Matchmaking algorithms themselves change, too, resulting in different pools of potential matches based on whether people arrived on the site via a mobile device, online, or after watching a television ad.
3. Account for Accuracy of Data
The challenge in predictive modeling in dating sites is in understanding what self-reported data is “real” in the prediction models.
People have a tendency to lie (or exaggerate) about age, body type, height, education, interests, etc. Excluding certain variables or taking a multi-dimensional scoring approach with different weights is often utilized. For example, females tend to lie about their weight, age, and build, while males tend to lie about their height, income, and age. Another instance of providing inaccurate data is when the person believes that he/she is more appealing when listing that they love listening to classical music--while the accuracy of this data can better be determined by an analysis of the Spotify playlist or iTunes history.
Data analytics from Facebook profiles, or online shopping pages are also much more helpful in predicting human behavior based on actions than what the users fill out in a questionnaire.
4. Design Thinking to Augment the Data
Design thinking involves understanding your customers as people who need your help and creating empathy around their needs, hopes, fears—and the root cause of the challenges they face when dealing with a particular problem. Jason Chunk, Vice President of eHarmony, has been quoted as saying: “From the data, you can tell who is more introverted, who is likely to be an initiator, and we can also see if we give people matches at certain times of the day, they would be more likely to make communication with their matches.”
But there are societal an d cultural considerations beyond what the data is telling them. For instance, eHarmony’s international service knows its candidates outside the U.S. are more comfortable with being matched with someone who smokes cigarettes or drinks alcohol than its U.S. members, so it broadened its matching algorithms for overseas users.

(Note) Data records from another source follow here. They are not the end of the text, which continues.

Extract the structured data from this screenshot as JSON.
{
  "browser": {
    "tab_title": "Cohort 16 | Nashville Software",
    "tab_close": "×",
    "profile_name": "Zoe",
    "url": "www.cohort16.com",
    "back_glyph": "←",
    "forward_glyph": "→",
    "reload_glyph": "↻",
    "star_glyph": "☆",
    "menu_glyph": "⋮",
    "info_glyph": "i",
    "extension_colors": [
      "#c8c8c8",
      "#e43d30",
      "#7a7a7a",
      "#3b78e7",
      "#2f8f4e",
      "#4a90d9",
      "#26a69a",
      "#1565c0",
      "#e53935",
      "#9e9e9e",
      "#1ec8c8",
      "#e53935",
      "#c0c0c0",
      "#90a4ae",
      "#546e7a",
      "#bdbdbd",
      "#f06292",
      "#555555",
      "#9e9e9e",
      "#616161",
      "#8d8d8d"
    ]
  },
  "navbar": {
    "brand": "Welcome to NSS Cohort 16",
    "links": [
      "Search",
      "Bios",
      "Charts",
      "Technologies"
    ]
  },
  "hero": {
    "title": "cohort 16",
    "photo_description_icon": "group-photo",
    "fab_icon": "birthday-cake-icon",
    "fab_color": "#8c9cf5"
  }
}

5. Leverage Analytics to Make Smart Business Decisions
eHarmony spends around $80 million a year on marketing, which is down from the $100 million it spent before it invested in its own custom attribution measurement system. This system uses data to help the company spend more efficiently. eHarmony built its own attribution system in-house, evaluating 125 terabytes of data to optimize things like media buys, how it communicates with people when the ads convert, and even what types of matches they see.
6. Know Your Customer
Despite having petabytes of data about their customers, most dating sites also ensure they really know their customers, and make an effort to ask them what types of activities they're doing, how they're dating, who they're dating, where they're going, and what they're doing while out on dates. Leaders from dating sites always ensure they are “in touch with the customer.”
7. Know Your Competition
Know your competition and make sure you're always using competitive products. Most industry leaders don’t do enough of this, assuming they're the trendsetters doing the innovating. But Sam Yagan, CEO of The Match Group, is quoted as saying “I use our competitor's product as much as we use our own. I have all of our competitors' apps on my phone.”
As vital as it is to know your competition it is also equally important to know the technical landscape. Ensure you are aware of the applications people are employing in a different vertical or in a different industry. Examples include the use of location-based services and video.
Data is a key resource in this century. It has a number of valuable uses that promise to dramatically impact the business landscape—but to be employed effectively it needs to be carefully leveraged. We learn from industries like online dating, that have put data at the center of their business processes to create an innovative and effective product.